Menurut Fitra, hingga kini Pemerintah Kabupaten Halmahera Tengah belum memperoleh kepastian mengenai besaran maupun waktu penyaluran DBH. Kondisi tersebut berdampak pada penyusunan proyeksi pendapatan daerah dan perencanaan Anggaran Pendapatan dan Belanja Daerah (APBD).
"Baik DBH dari pemerintah pusat maupun pemerintah provinsi sampai saat ini belum ada kepastian. Hal ini tentu sangat berpengaruh terhadap kemampuan fiskal daerah dalam menyusun berbagai program pembangunan," ujar Fitra kepada media ini, Selasa (28/7/2026).
Ia menjelaskan, pemerintah daerah telah berulang kali melakukan koordinasi dengan Pemerintah Provinsi Maluku Utara. Bahkan, DPRD Halmahera Tengah juga telah ikut mendorong penyelesaian persoalan tersebut sejak tahun 2025 sehingga sebagian kewajiban pembayaran telah direalisasikan. Termasuk pajak rokok sebesar Rp.900 juta untuk tahun 2026 sudah ditransfer oleh Pemprov.
Meski demikian, lanjut Fitra, masih terdapat hak daerah yang hingga kini belum memiliki kepastian untuk dianggarkan maupun disalurkan.
"Salah satu yang menjadi perhatian adalah apakah alokasi DBH tersebut akan dimasukkan dalam skema pendapatan daerah atau tidak. Besok kami akan menggelar rapat Tim Anggaran Pemerintah Daerah (TAPD) untuk mengambil keputusan, kemudian hasilnya akan dilaporkan kepada Bupati," katanya.

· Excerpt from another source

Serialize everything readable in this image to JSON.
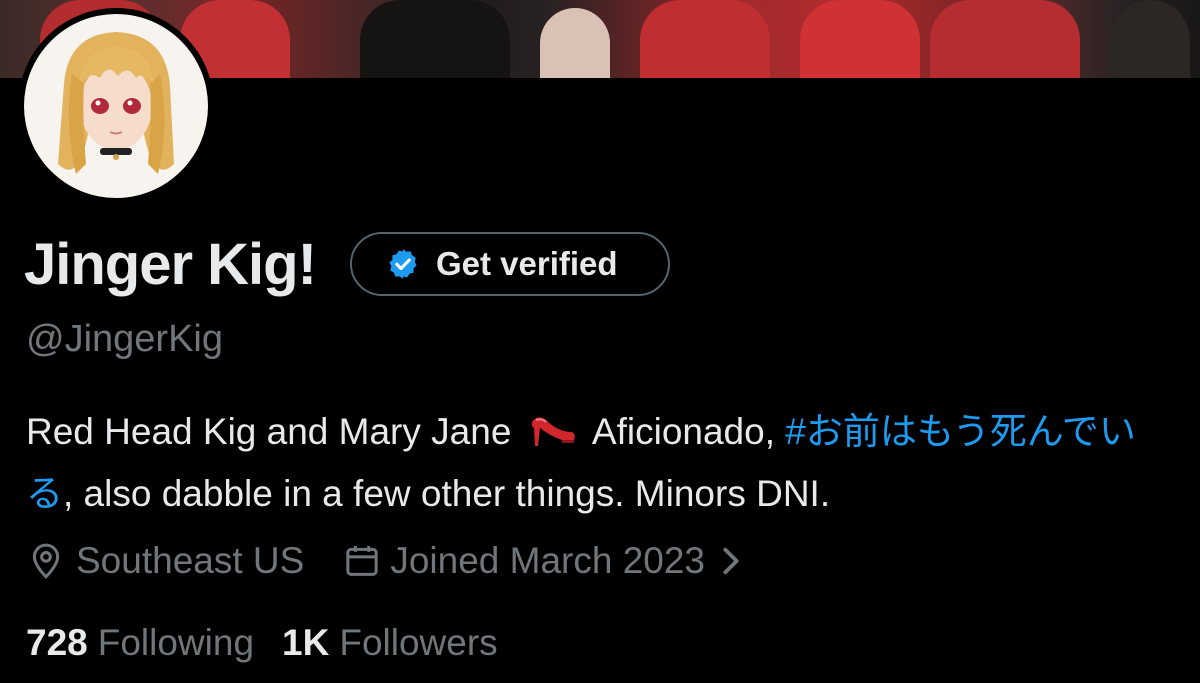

Fitra menyebutkan, potensi DBH yang masih diharapkan Pemerintah Kabupaten Halmahera Tengah dari Pemerintah Provinsi Maluku Utara mencapai lebih dari Rp400 miliar, sementara dari pemerintah pusat diperkirakan sekitar Rp500 miliar.

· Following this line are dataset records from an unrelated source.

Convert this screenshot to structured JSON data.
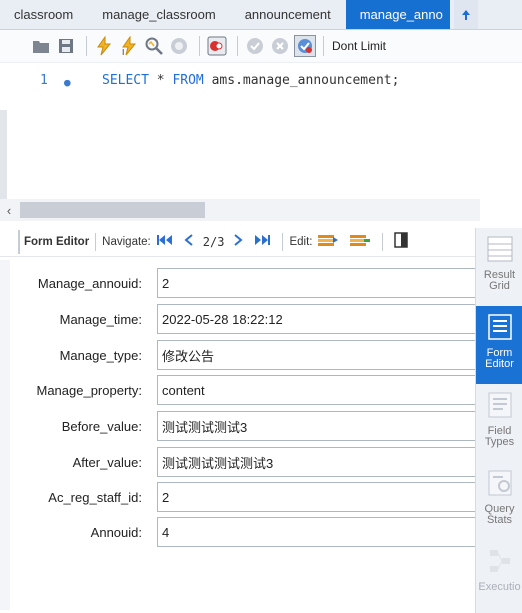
{
  "tabs": [
    {
      "label": "classroom",
      "active": false
    },
    {
      "label": "manage_classroom",
      "active": false
    },
    {
      "label": "announcement",
      "active": false
    },
    {
      "label": "manage_anno",
      "active": true
    }
  ],
  "query_toolbar": {
    "icons": [
      "folder-icon",
      "save-icon",
      "execute-icon",
      "execute-current-icon",
      "explain-icon",
      "stop-icon",
      "beautify-icon",
      "commit-icon",
      "rollback-icon",
      "autocommit-icon"
    ],
    "limit_label": "Dont Limit"
  },
  "editor": {
    "line_number": "1",
    "code": {
      "select": "SELECT",
      "star": " * ",
      "from": "FROM",
      "rest": " ams.manage_announcement;"
    }
  },
  "results_toolbar": {
    "form_editor_label": "Form Editor",
    "navigate_label": "Navigate:",
    "record_position": "2/3",
    "edit_label": "Edit:"
  },
  "form": {
    "fields": [
      {
        "label": "Manage_annouid:",
        "value": "2"
      },
      {
        "label": "Manage_time:",
        "value": "2022-05-28 18:22:12"
      },
      {
        "label": "Manage_type:",
        "value": "修改公告"
      },
      {
        "label": "Manage_property:",
        "value": "content"
      },
      {
        "label": "Before_value:",
        "value": "测试测试测试3"
      },
      {
        "label": "After_value:",
        "value": "测试测试测试测试3"
      },
      {
        "label": "Ac_reg_staff_id:",
        "value": "2"
      },
      {
        "label": "Annouid:",
        "value": "4"
      }
    ]
  },
  "sidebar": {
    "items": [
      {
        "label": "Result\nGrid",
        "state": "normal"
      },
      {
        "label": "Form\nEditor",
        "state": "active"
      },
      {
        "label": "Field\nTypes",
        "state": "normal"
      },
      {
        "label": "Query\nStats",
        "state": "normal"
      },
      {
        "label": "Executio",
        "state": "disabled"
      }
    ]
  },
  "colors": {
    "accent": "#1a73d4",
    "keyword": "#1f6fd6"
  }
}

Menurutnya, meskipun selama ini kondisi fiskal Halmahera Tengah relatif lebih baik dibandingkan sejumlah daerah lain, ketidakpastian transfer DBH tetap menjadi tantangan serius dalam menjaga stabilitas keuangan daerah.
"Selama ini kondisi fiskal Halteng memang masih cukup baik sehingga berbagai program dan belanja daerah tetap berjalan. Namun, kondisi sekarang mengharuskan pemerintah lebih cermat dalam menyusun proyeksi pendapatan karena belum ada kepastian penyaluran DBH," jelasnya.
Ia menambahkan, pemerintah daerah harus berhati-hati dalam menetapkan target pendapatan. Jika nilai DBH dimasukkan dalam APBD tetapi tidak terealisasi, maka akan berdampak terhadap pelaksanaan program pemerintah. Sebaliknya, jika tidak dimasukkan namun kemudian disalurkan, pemerintah juga harus melakukan penyesuaian anggaran.
"Karena itu keputusan akan diambil setelah rapat TAPD dengan mempertimbangkan seluruh kondisi fiskal yang ada. Harapannya, pemerintah pusat maupun pemerintah provinsi segera memberikan kepastian terkait penyaluran DBH agar penyusunan APBD dapat dilakukan secara lebih terukur," tutup M. Fitra U. Ali.